SETTING ASIDE what the Indianapolis Star copy desk might think is “far right,” a reader of the newspaper’s May 6 headline (above) could assume that Republican voters in last week’s primary election were following the narrative being spit out by our journalism schools, to wit, that wokism is winning.
Don’t bet on it.
There is another explanation. It is that the Supermajority has held together long enough now to mark the cards in favor of Statehouse power and control rather than any preference of everyday Republicans. Power tends to corrupt, Lord Acton taught us more than a century ago, and absolute power corrupts absolutely.
The missed story, then, the man-bites-dog story, was that the primary defeat of two incumbent conservative legislators who bucked the Statehouse leadership was the result of impossible disadvantages both in redistricting and funding — disadvantages that were engineered by the Republican leadership independent of the particular district’s constituency.
The message was meant not for ad hoc first-time candidates but for veteran Republican legislators: “Cross us and we will bury you.” It will be easier to keep the GOP caucus in line this next session, and wokeness will have nothing to do with it.

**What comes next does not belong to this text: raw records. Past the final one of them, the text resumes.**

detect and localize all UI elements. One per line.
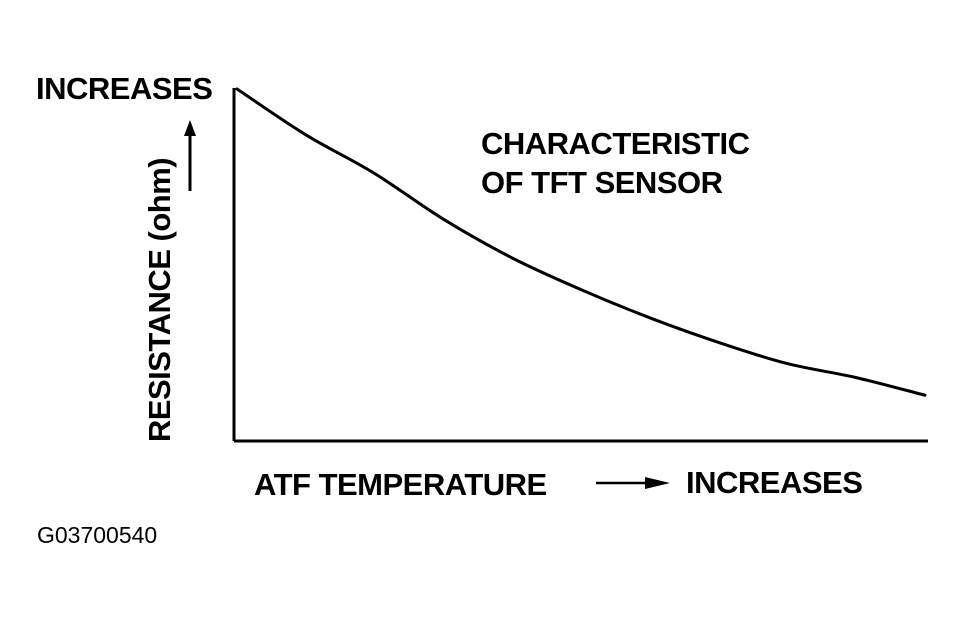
series-group	[235, 87, 927, 397]
x-axis-direction-label: INCREASES	[686, 465, 863, 500]
series-line-0	[235, 87, 927, 397]
x-direction-arrow	[596, 477, 670, 489]
chart-annotation-line-2: OF TFT SENSOR	[481, 165, 723, 200]
figure-id: G03700540	[37, 522, 158, 548]
chart-annotation-line-1: CHARACTERISTIC	[481, 126, 750, 161]
y-direction-arrow	[184, 120, 196, 191]
y-axis-label: RESISTANCE (ohm)	[142, 157, 177, 443]
x-axis-label: ATF TEMPERATURE	[254, 467, 547, 502]
y-axis-direction-label: INCREASES	[36, 71, 213, 106]
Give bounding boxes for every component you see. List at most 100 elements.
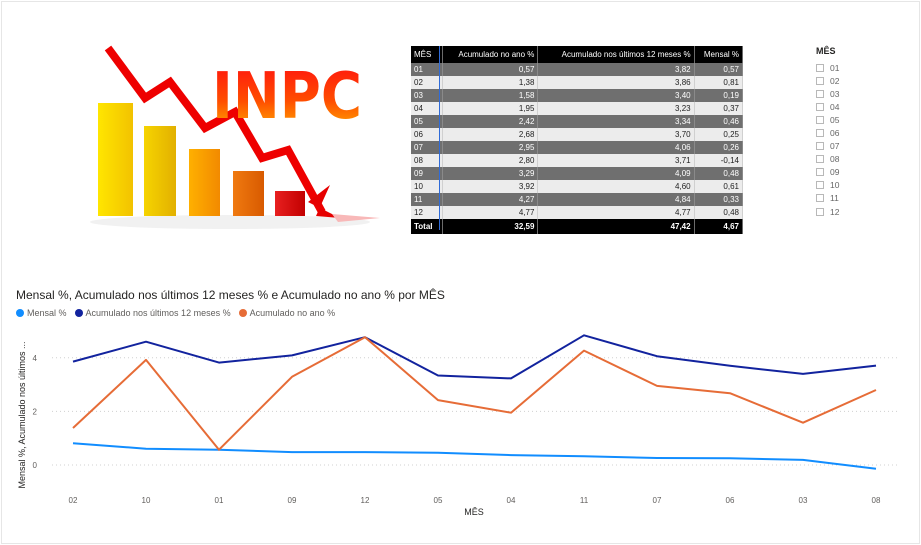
inpc-logo: INPC (90, 45, 380, 229)
table-header-row: MÊS Acumulado no ano % Acumulado nos últ… (411, 46, 744, 63)
table-cell: 4,77 (537, 206, 695, 219)
x-tick-label: 10 (142, 496, 151, 505)
column-header-acumulado-ano[interactable]: Acumulado no ano % (442, 46, 539, 63)
series-line-2[interactable] (72, 334, 877, 380)
x-tick-label: 02 (69, 496, 78, 505)
column-header-mes[interactable]: MÊS (411, 46, 443, 63)
table-cell: 02 (411, 76, 443, 89)
table-cell: 3,70 (537, 128, 695, 141)
checkbox-icon[interactable] (816, 115, 824, 124)
table-cell: 3,82 (537, 63, 695, 76)
checkbox-icon[interactable] (816, 142, 824, 151)
table-row[interactable]: 10 3,92 4,60 0,61 (411, 180, 744, 193)
legend-dot (74, 309, 83, 317)
table-cell: 12 (411, 206, 443, 219)
x-tick-label: 07 (653, 496, 662, 505)
table-cell: 09 (411, 167, 443, 180)
table-row[interactable]: 03 1,58 3,40 0,19 (411, 89, 744, 102)
table-cell: 0,33 (694, 193, 744, 206)
x-tick-label: 04 (507, 496, 516, 505)
table-cell: 0,46 (694, 115, 744, 128)
legend-label: Mensal % (27, 308, 67, 318)
table-row[interactable]: 08 2,80 3,71 -0,14 (411, 154, 744, 167)
table-row[interactable]: 12 4,77 4,77 0,48 (411, 206, 744, 219)
table-cell: 0,48 (694, 167, 744, 180)
inpc-table[interactable]: MÊS Acumulado no ano % Acumulado nos últ… (411, 46, 744, 234)
slicer-item[interactable]: 06 (816, 126, 906, 139)
x-tick-label: 08 (872, 496, 881, 505)
table-cell: 04 (411, 102, 443, 115)
slicer-item[interactable]: 09 (816, 166, 906, 179)
slicer-item[interactable]: 03 (816, 87, 906, 100)
slicer-item-label: 07 (830, 141, 840, 152)
slicer-item-label: 11 (830, 193, 839, 204)
slicer-item[interactable]: 12 (816, 205, 906, 218)
x-tick-label: 09 (288, 496, 297, 505)
checkbox-icon[interactable] (816, 181, 824, 190)
series-line-1[interactable] (72, 442, 877, 470)
slicer-item[interactable]: 08 (816, 153, 906, 166)
series-line-3[interactable] (72, 336, 877, 451)
slicer-item[interactable]: 11 (816, 192, 906, 205)
table-cell: 3,40 (537, 89, 695, 102)
legend-item-acumulado-12-meses[interactable]: Acumulado nos últimos 12 meses % (74, 308, 231, 318)
table-cell: 3,34 (537, 115, 695, 128)
table-row[interactable]: 07 2,95 4,06 0,26 (411, 141, 744, 154)
legend-item-mensal[interactable]: Mensal % (16, 308, 67, 318)
checkbox-icon[interactable] (816, 207, 824, 216)
table-cell: 0,37 (694, 102, 744, 115)
checkbox-icon[interactable] (816, 89, 824, 98)
table-row[interactable]: 09 3,29 4,09 0,48 (411, 167, 744, 180)
table-cell: 4,06 (537, 141, 695, 154)
table-cell: 06 (411, 128, 443, 141)
legend-label: Acumulado no ano % (249, 308, 336, 318)
table-cell: 08 (411, 154, 443, 167)
table-row[interactable]: 05 2,42 3,34 0,46 (411, 115, 744, 128)
table-row[interactable]: 06 2,68 3,70 0,25 (411, 128, 744, 141)
table-cell: 0,61 (694, 180, 744, 193)
slicer-item[interactable]: 10 (816, 179, 906, 192)
column-header-mensal[interactable]: Mensal % (694, 46, 744, 63)
table-cell: 0,25 (694, 128, 744, 141)
column-header-acumulado-12-meses[interactable]: Acumulado nos últimos 12 meses % (537, 46, 695, 63)
table-row[interactable]: 02 1,38 3,86 0,81 (411, 76, 744, 89)
slicer-item-label: 04 (830, 101, 840, 112)
checkbox-icon[interactable] (816, 102, 824, 111)
legend-item-acumulado-ano[interactable]: Acumulado no ano % (238, 308, 336, 318)
table-cell: -0,14 (694, 154, 744, 167)
checkbox-icon[interactable] (816, 129, 824, 138)
table-cell: 0,19 (694, 89, 744, 102)
legend-dot (16, 309, 24, 317)
table-cell: 07 (411, 141, 443, 154)
checkbox-icon[interactable] (816, 168, 824, 177)
y-tick-label: 4 (33, 354, 38, 363)
total-cell: 47,42 (537, 219, 695, 234)
slicer-item[interactable]: 05 (816, 113, 906, 126)
slicer-item[interactable]: 01 (816, 61, 906, 74)
table-cell: 4,60 (537, 180, 695, 193)
checkbox-icon[interactable] (816, 76, 824, 85)
table-cell: 0,57 (694, 63, 744, 76)
total-cell: 4,67 (694, 219, 744, 234)
checkbox-icon[interactable] (816, 63, 824, 72)
table-row[interactable]: 04 1,95 3,23 0,37 (411, 102, 744, 115)
checkbox-icon[interactable] (816, 194, 824, 203)
table-cell: 1,58 (442, 89, 539, 102)
table-cell: 3,23 (537, 102, 695, 115)
slicer-item[interactable]: 02 (816, 74, 906, 87)
slicer-item[interactable]: 07 (816, 140, 906, 153)
table-row[interactable]: 01 0,57 3,82 0,57 (411, 63, 744, 76)
table-cell: 1,38 (442, 76, 539, 89)
x-tick-label: 12 (361, 496, 370, 505)
legend-label: Acumulado nos últimos 12 meses % (85, 308, 231, 318)
column-resize-indicator (439, 46, 440, 230)
slicer-item[interactable]: 04 (816, 100, 906, 113)
x-axis-title: MÊS (464, 507, 484, 517)
table-row[interactable]: 11 4,27 4,84 0,33 (411, 193, 744, 206)
checkbox-icon[interactable] (816, 155, 824, 164)
table-cell: 0,48 (694, 206, 744, 219)
slicer-item-label: 08 (830, 154, 840, 165)
table-cell: 3,86 (537, 76, 695, 89)
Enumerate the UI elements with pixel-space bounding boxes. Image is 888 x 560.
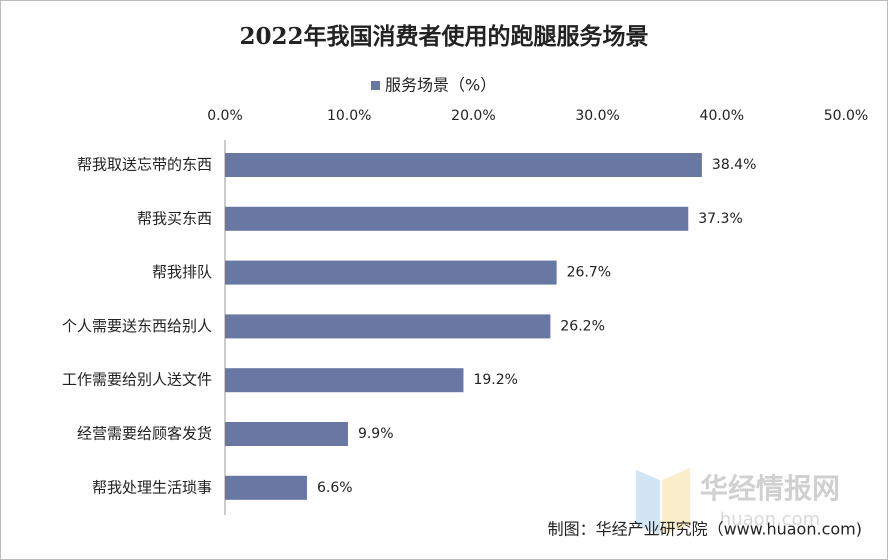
watermark-url: huaon.com bbox=[720, 509, 820, 530]
y-tick-label: 帮我买东西 bbox=[137, 209, 212, 227]
bar bbox=[225, 206, 689, 231]
y-tick-label: 帮我取送忘带的东西 bbox=[77, 156, 212, 174]
chart-title: 2022年我国消费者使用的跑腿服务场景 bbox=[239, 23, 648, 50]
y-tick-label: 个人需要送东西给别人 bbox=[62, 317, 212, 335]
y-tick-label: 经营需要给顾客发货 bbox=[77, 425, 212, 443]
value-label: 6.6% bbox=[317, 480, 353, 496]
value-label: 38.4% bbox=[712, 157, 756, 173]
y-tick-label: 帮我排队 bbox=[152, 263, 212, 281]
x-tick-label: 20.0% bbox=[451, 108, 495, 124]
y-tick-label: 工作需要给别人送文件 bbox=[62, 371, 212, 389]
x-tick-label: 0.0% bbox=[207, 108, 243, 124]
watermark: 华经情报网 huaon.com bbox=[636, 468, 840, 535]
bar bbox=[225, 260, 557, 285]
watermark-text: 华经情报网 bbox=[700, 472, 840, 505]
value-label: 26.2% bbox=[560, 318, 604, 334]
bar bbox=[225, 314, 551, 339]
value-label: 26.7% bbox=[567, 265, 611, 281]
x-tick-label: 40.0% bbox=[700, 108, 744, 124]
legend-swatch bbox=[371, 81, 380, 90]
value-label: 19.2% bbox=[473, 372, 517, 388]
bar bbox=[225, 368, 464, 393]
x-tick-label: 10.0% bbox=[327, 108, 371, 124]
value-label: 37.3% bbox=[698, 211, 742, 227]
bar bbox=[225, 153, 702, 177]
value-label: 9.9% bbox=[358, 426, 394, 442]
x-tick-label: 30.0% bbox=[575, 108, 619, 124]
legend-label: 服务场景（%） bbox=[385, 76, 496, 95]
bar bbox=[225, 422, 348, 446]
bar bbox=[225, 475, 307, 500]
y-tick-label: 帮我处理生活琐事 bbox=[92, 478, 212, 496]
source-note: 制图：华经产业研究院（www.huaon.com) bbox=[548, 520, 862, 539]
x-tick-label: 50.0% bbox=[824, 108, 868, 124]
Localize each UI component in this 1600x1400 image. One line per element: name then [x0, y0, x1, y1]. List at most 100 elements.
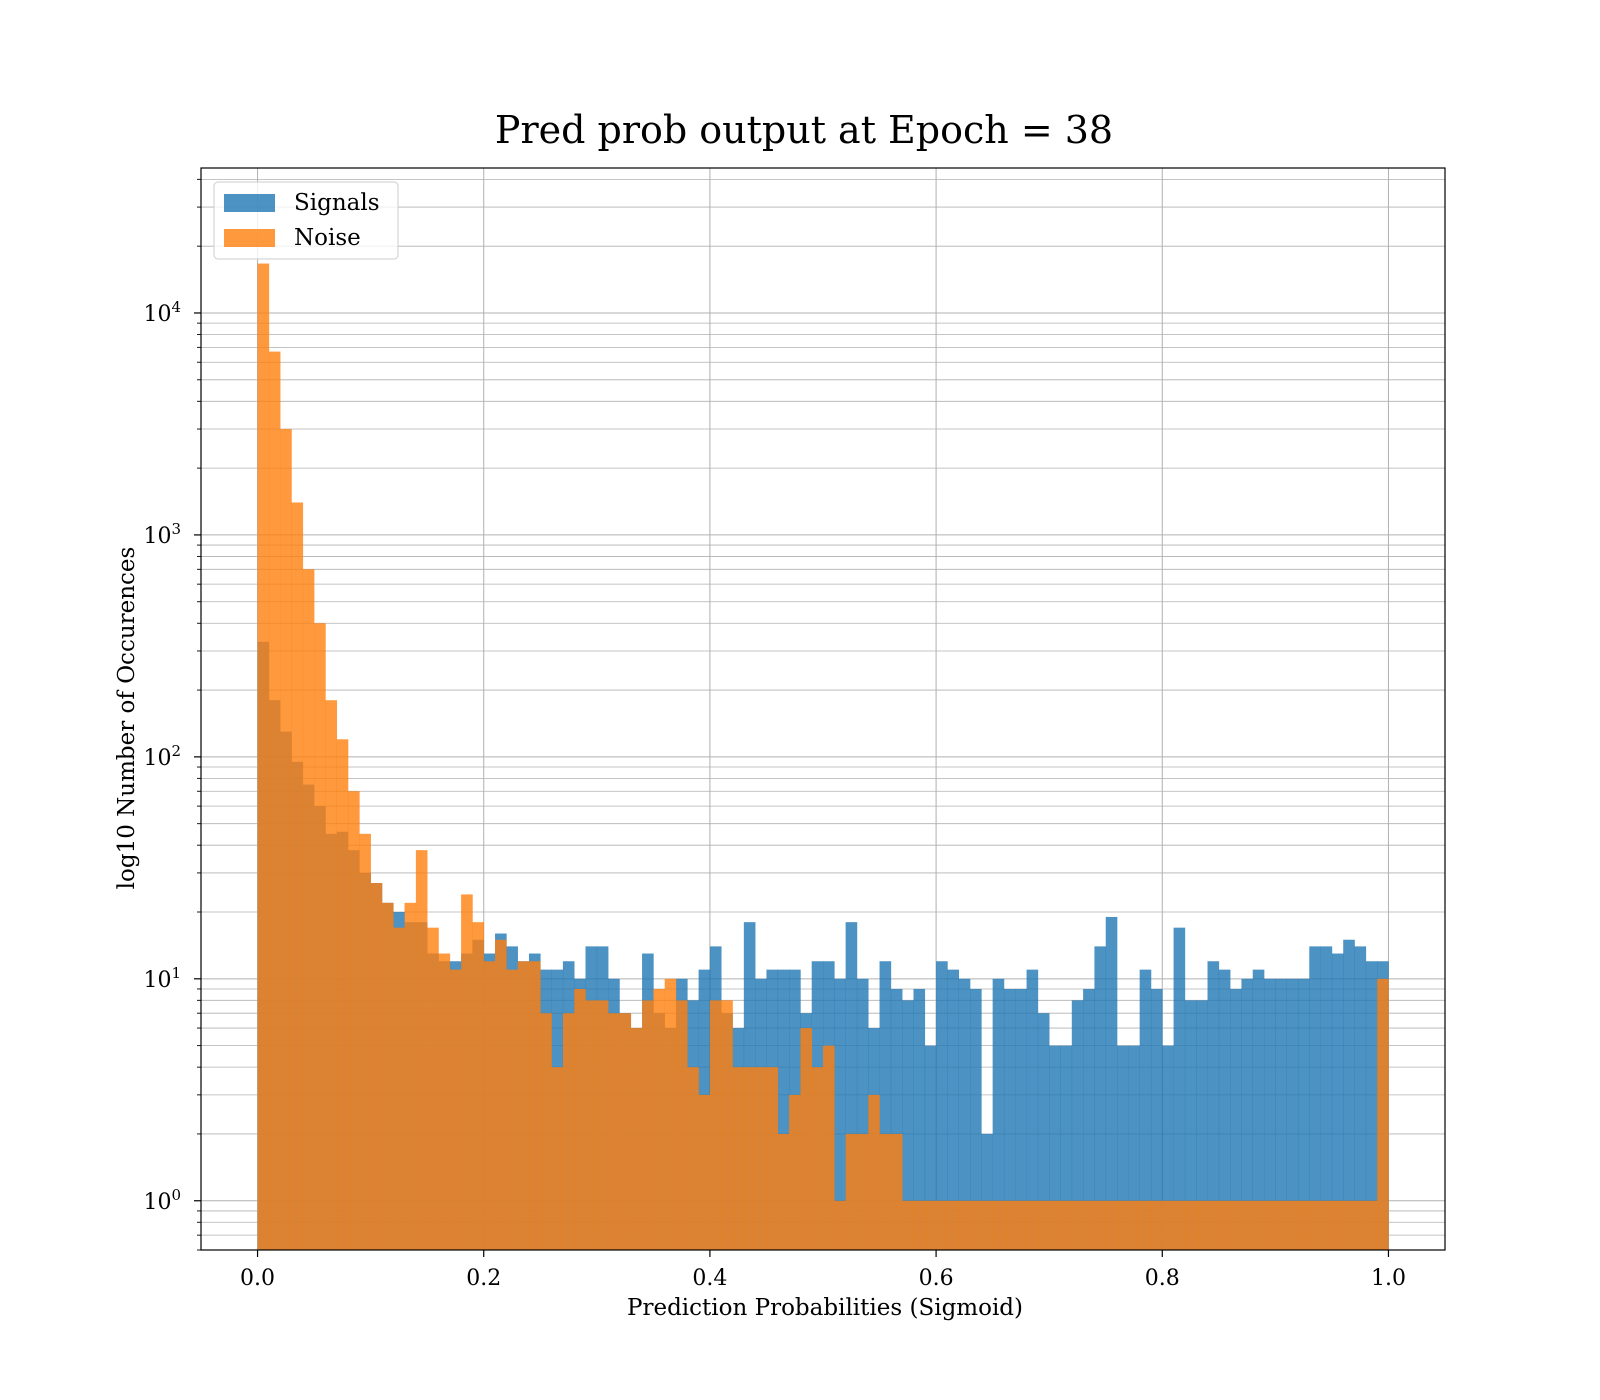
- noise-bar: [562, 1013, 575, 1250]
- x-tick-label: 0.6: [919, 1266, 954, 1291]
- signals-bar: [1117, 1045, 1129, 1250]
- signals-bar: [1365, 961, 1378, 1250]
- noise-bar: [517, 961, 530, 1250]
- noise-bar: [777, 1133, 790, 1250]
- noise-bar: [449, 969, 462, 1250]
- noise-bar: [257, 263, 270, 1250]
- noise-bar: [1094, 1200, 1107, 1250]
- noise-bar: [427, 927, 439, 1250]
- noise-bar: [1128, 1200, 1140, 1250]
- noise-bar: [1173, 1200, 1186, 1250]
- signals-bar: [1264, 978, 1276, 1250]
- legend: Signals Noise: [213, 181, 399, 260]
- signals-bar: [879, 961, 892, 1250]
- y-axis-label: log10 Number of Occurences: [114, 547, 140, 890]
- signals-bar: [1230, 988, 1242, 1250]
- legend-swatch-signals: [224, 194, 275, 212]
- noise-bar: [1071, 1200, 1084, 1250]
- signals-bar: [1139, 969, 1152, 1250]
- noise-bar: [1162, 1200, 1174, 1250]
- signals-bar: [1331, 953, 1344, 1250]
- signals-bar: [1297, 978, 1310, 1250]
- noise-bar: [766, 1067, 779, 1250]
- signals-bar: [1241, 978, 1254, 1250]
- x-axis-label: Prediction Probabilities (Sigmoid): [627, 1295, 1023, 1321]
- signals-bar: [958, 978, 971, 1250]
- noise-bar: [302, 569, 315, 1250]
- noise-bar: [608, 1013, 620, 1250]
- noise-bar: [1297, 1200, 1310, 1250]
- noise-bar: [348, 791, 360, 1250]
- noise-bar: [789, 1094, 801, 1250]
- signals-bar: [970, 988, 982, 1250]
- x-tick-label: 1.0: [1371, 1266, 1406, 1291]
- x-tick-label: 0.0: [240, 1266, 275, 1291]
- noise-bar: [370, 883, 383, 1250]
- signals-bar: [1128, 1045, 1140, 1250]
- noise-bar: [698, 1094, 711, 1250]
- noise-bar: [506, 969, 518, 1250]
- noise-bar: [630, 1028, 643, 1250]
- noise-bar: [1207, 1200, 1220, 1250]
- noise-bar: [1275, 1200, 1287, 1250]
- signals-bar: [1173, 927, 1186, 1250]
- signals-bar: [1320, 946, 1333, 1250]
- noise-bar: [1003, 1200, 1016, 1250]
- noise-bar: [528, 961, 541, 1250]
- signals-bar: [1207, 961, 1220, 1250]
- noise-bar: [314, 623, 326, 1250]
- noise-bar: [755, 1067, 767, 1250]
- noise-bar: [1343, 1200, 1355, 1250]
- signals-bar: [834, 978, 846, 1250]
- y-tick-label: 103: [143, 520, 181, 549]
- noise-bar: [596, 1000, 609, 1250]
- signals-bar: [1003, 988, 1016, 1250]
- noise-bar: [461, 894, 473, 1250]
- noise-bar: [291, 502, 304, 1250]
- noise-bar: [495, 939, 507, 1250]
- signals-bar: [1037, 1013, 1050, 1250]
- noise-bar: [1049, 1200, 1061, 1250]
- noise-bar: [947, 1200, 960, 1250]
- noise-bar: [1320, 1200, 1333, 1250]
- noise-bar: [902, 1200, 914, 1250]
- noise-bar: [1264, 1200, 1276, 1250]
- noise-bar: [1150, 1200, 1163, 1250]
- noise-bar: [280, 429, 292, 1250]
- signals-bar: [1184, 1000, 1197, 1250]
- signals-bar: [1286, 978, 1299, 1250]
- legend-label-noise: Noise: [294, 225, 361, 251]
- noise-bar: [551, 1067, 564, 1250]
- legend-label-signals: Signals: [294, 190, 380, 216]
- noise-bar: [845, 1133, 858, 1250]
- noise-bar: [1218, 1200, 1231, 1250]
- signals-bar: [1275, 978, 1287, 1250]
- y-tick-label: 101: [143, 964, 181, 993]
- chart-title: Pred prob output at Epoch = 38: [495, 108, 1113, 152]
- signals-bar: [1105, 916, 1118, 1250]
- noise-bar: [675, 1000, 688, 1250]
- noise-bar: [540, 1013, 552, 1250]
- noise-bar: [732, 1067, 745, 1250]
- signals-bar: [913, 988, 926, 1250]
- x-tick-label: 0.2: [466, 1266, 501, 1291]
- noise-bar: [325, 700, 338, 1250]
- signals-bar: [856, 978, 869, 1250]
- noise-bar: [1196, 1200, 1208, 1250]
- noise-bar: [1083, 1200, 1095, 1250]
- signals-bar: [1343, 939, 1355, 1250]
- noise-bar: [393, 927, 405, 1250]
- noise-bar: [936, 1200, 948, 1250]
- noise-bar: [483, 961, 496, 1250]
- noise-bar: [1365, 1200, 1378, 1250]
- noise-bar: [1026, 1200, 1039, 1250]
- noise-bar: [1105, 1200, 1118, 1250]
- noise-bar: [415, 850, 428, 1250]
- signals-bar: [1026, 969, 1039, 1250]
- noise-bar: [970, 1200, 982, 1250]
- noise-bar: [1037, 1200, 1050, 1250]
- noise-bar: [913, 1200, 926, 1250]
- noise-bar: [868, 1094, 880, 1250]
- noise-bar: [1241, 1200, 1254, 1250]
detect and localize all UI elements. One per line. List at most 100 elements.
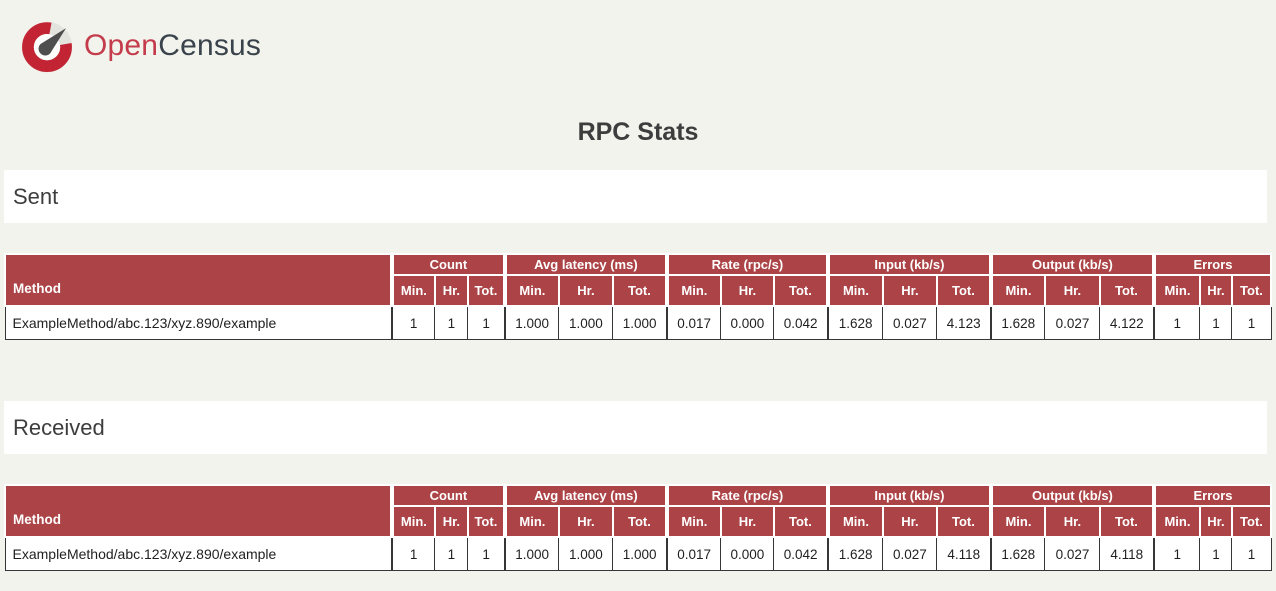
sub-header-avg-latency-hr: Hr.	[557, 274, 614, 307]
sub-header-avg-latency-min: Min.	[502, 274, 560, 307]
method-cell: ExampleMethod/abc.123/xyz.890/example	[4, 305, 393, 340]
value-cell: 1	[434, 536, 469, 571]
sub-header-count-hr: Hr.	[433, 274, 469, 307]
sub-header-row: Min. Hr. Tot. Min. Hr. Tot. Min. Hr. Tot. Min. Hr.…	[5, 274, 1273, 307]
sub-header-rate-min: Min.	[664, 274, 722, 307]
value-cell: 4.122	[1099, 305, 1155, 340]
group-header-avg-latency: Avg latency (ms)	[502, 484, 668, 507]
sub-header-output-tot: Tot.	[1098, 505, 1155, 538]
value-cell: 1.628	[826, 536, 884, 571]
sub-header-errors-hr: Hr.	[1198, 274, 1233, 307]
sent-heading-band: Sent	[4, 170, 1267, 223]
sub-header-output-hr: Hr.	[1043, 505, 1101, 538]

Once but not any more, seasoned Statehouse reporters and grizzled publishers spoiled this game by reminding voters of the role democracy plays in a constitutional republic. Citizens are primarily responsible for keeping themselves informed on issues and policy positions, political parties playing only a secondary if not corrupting role.
The rule should be that the candidate with the most yard signs is not necessarily the best representative of your viewpoint. And the corollary is that whatever today’s corporate newspaper tells you need not be taken all that seriously.